While attending our friends' wedding rehearsal dinner, the groom's father had set up a microphone where anyone could say a few words about the soon-to-be-wed.

Now, we, meaning my family and I, are the outsiders of the wedding party. We've met the bride and groom's parents before, but other than that, we don't know anyone. We knew the bride in her more destitute, solitary times. She was mostly anonymous while attending college at Southern Oregon University in Ashland. We spent a couple years watching her loneliness, but appreciated her choice of hermitude—choosing to stay away from her very, very large network of friends in Reno so as to focus better on her studies.

Her man would drive five-plus hours every weekend to visit her, and we usually didn't see her then.

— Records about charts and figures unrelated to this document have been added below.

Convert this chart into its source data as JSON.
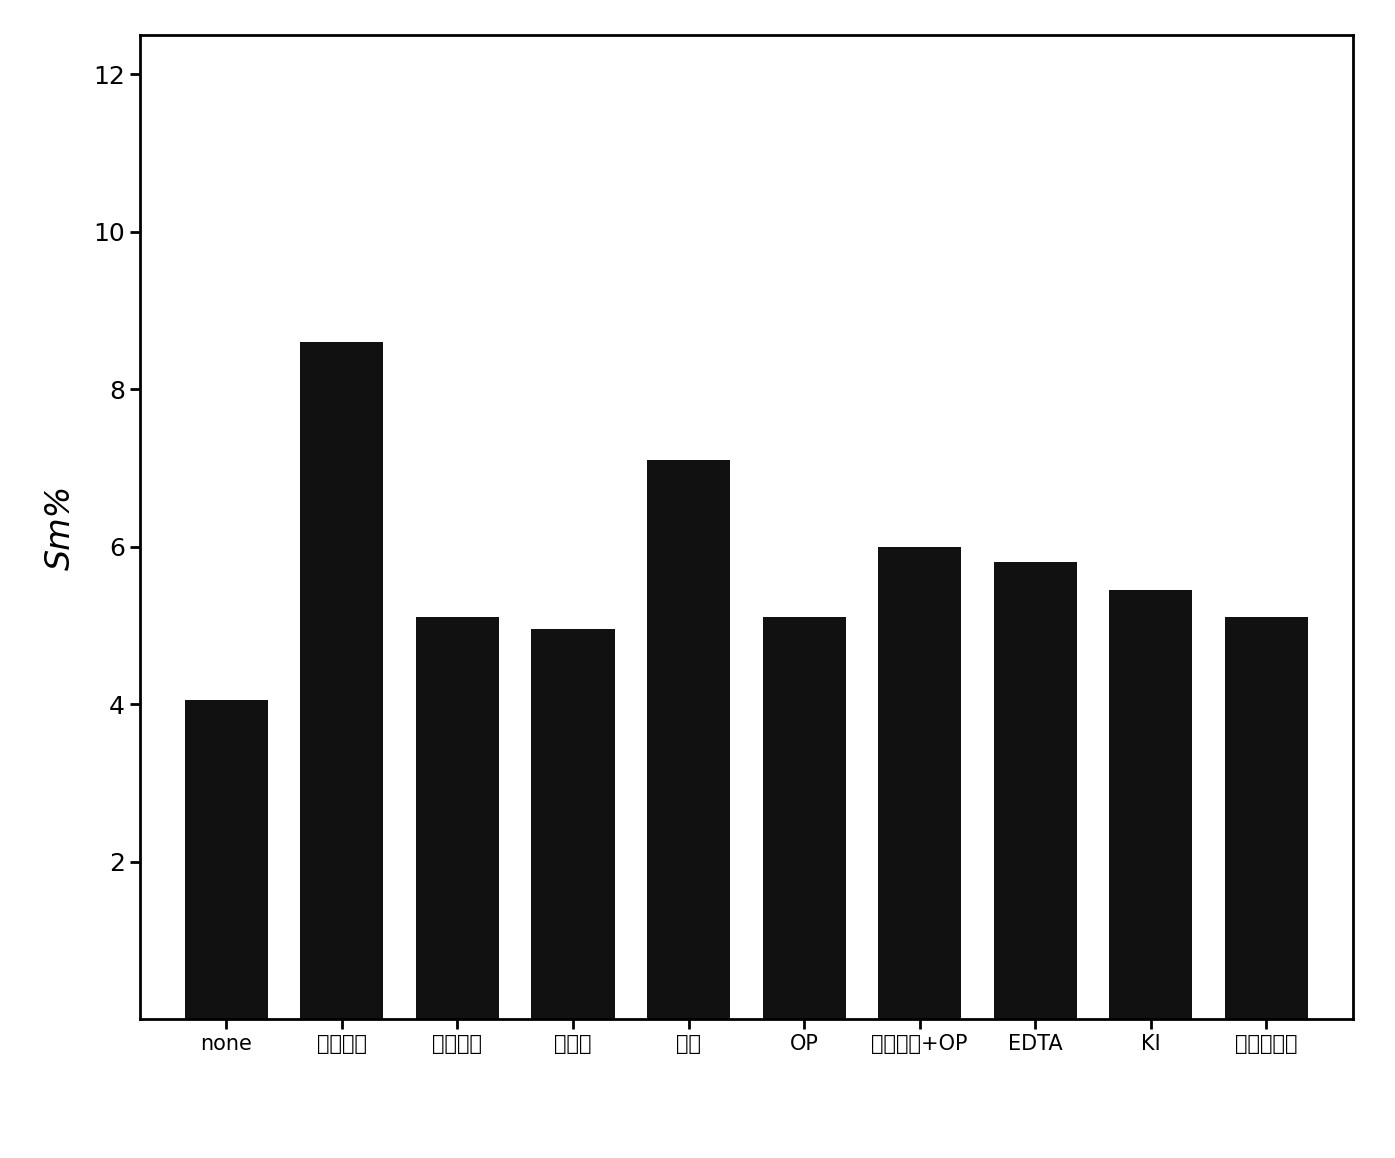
{
  "categories": [
    "none",
    "三乙醜胺",
    "聚乙二醜",
    "阐活绫",
    "明胶",
    "OP",
    "聚乙二醜+OP",
    "EDTA",
    "KI",
    "聚丙烯吐胺"
  ],
  "values": [
    4.05,
    8.6,
    5.1,
    4.95,
    7.1,
    5.1,
    6.0,
    5.8,
    5.45,
    5.1
  ],
  "bar_color": "#111111",
  "ylabel": "Sm%",
  "ylim": [
    0,
    12.5
  ],
  "yticks": [
    2,
    4,
    6,
    8,
    10,
    12
  ],
  "background_color": "#ffffff",
  "bar_width": 0.72,
  "ylabel_fontsize": 24,
  "tick_fontsize": 18,
  "xtick_fontsize": 15
}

But, I liked it; she is highly deserving of love.

I believe we saw the real bride, the one who had no one else to talk to, no past to cloud our perceptions as to who she is now. We love her and her mate. They are two of the most decent people we've ever met.

So you see, I had something to say after all. But, this is the story of my life. I can't bust out a speech on the fly, and if I do, I usually think later about how I should have said this instead of that, how I should have added this analogy or that anecdote.

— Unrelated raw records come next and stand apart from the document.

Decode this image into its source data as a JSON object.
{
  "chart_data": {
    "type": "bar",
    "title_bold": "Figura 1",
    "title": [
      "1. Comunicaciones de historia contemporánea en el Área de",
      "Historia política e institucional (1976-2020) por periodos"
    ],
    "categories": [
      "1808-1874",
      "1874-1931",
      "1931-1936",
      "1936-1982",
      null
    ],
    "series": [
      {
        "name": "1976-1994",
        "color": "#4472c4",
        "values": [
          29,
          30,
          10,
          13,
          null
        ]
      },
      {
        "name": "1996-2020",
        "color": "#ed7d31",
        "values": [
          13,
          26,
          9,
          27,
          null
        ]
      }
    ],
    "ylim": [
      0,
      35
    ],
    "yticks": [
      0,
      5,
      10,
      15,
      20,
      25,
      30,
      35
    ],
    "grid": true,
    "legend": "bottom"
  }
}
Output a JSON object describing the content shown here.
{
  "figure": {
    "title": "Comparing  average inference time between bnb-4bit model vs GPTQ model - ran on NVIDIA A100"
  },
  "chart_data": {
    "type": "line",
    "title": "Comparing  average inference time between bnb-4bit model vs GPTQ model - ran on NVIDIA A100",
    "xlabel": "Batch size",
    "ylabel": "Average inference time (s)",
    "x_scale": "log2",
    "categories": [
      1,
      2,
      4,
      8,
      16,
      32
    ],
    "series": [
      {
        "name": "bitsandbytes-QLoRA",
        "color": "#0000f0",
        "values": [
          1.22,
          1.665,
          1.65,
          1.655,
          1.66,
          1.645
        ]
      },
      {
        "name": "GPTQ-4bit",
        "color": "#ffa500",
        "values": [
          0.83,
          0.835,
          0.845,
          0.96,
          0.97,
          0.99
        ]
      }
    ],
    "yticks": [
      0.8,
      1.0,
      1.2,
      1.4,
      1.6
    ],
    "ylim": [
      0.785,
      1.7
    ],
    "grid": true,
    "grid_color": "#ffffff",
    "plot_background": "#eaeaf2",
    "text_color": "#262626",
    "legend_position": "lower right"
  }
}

Of course, some of the things I had to say were not exactly positive. Some of them would insult many of her friends (I mean, claiming her ten closest friends didn't know the real bride?). Some would reveal the desolute bride, the desolution she would rather not share with everyone else.

Renee, my wife, tells me I should use the speech I conjured up twelve-hours late at the wedding tonight. Alas, I'm afraid to stand up in front of the some 200 guests, especially the younger ones; my jokes, conversational pieces, and observations have been met with offense and befuddlement so far. It's interesting that most of the wedding party members, friends of the bride and groom, don't get me, when both of the couple get along smashing with me.

Well, maybe this is more of a moan than an exposition on the difficulties of making a speech, but one can only "strike out" so many times before keeping one's mouth shut. After all, by keeping silent, one appears the sage.

4 comments:

Anonymous said...

Keeping silent has served me well for many years. But there's something to be said for saying the right thing.

Kyle Stich said...

I usually opt for silence as well.

Adam said...

Oof. I have to make a best man speech in less than two weeks from now. I'm not sure at all what I'll be saying. My friend asks me now and again how the speech is coming because he knows I've been thinking about it a lot, and I think that is building up expectation in his mind.

It seems like all the stories that I have that would express the foundations of our friendship and its significance to me would be a little out of the safety zone for a speech like that.

Kyle Stich said...

LOL, Adam. I know about those off-limits anecdotes. Mixing family and friends can be a tricky wicket. But, I've seen you give a speech, so I'm sure you'll do fine.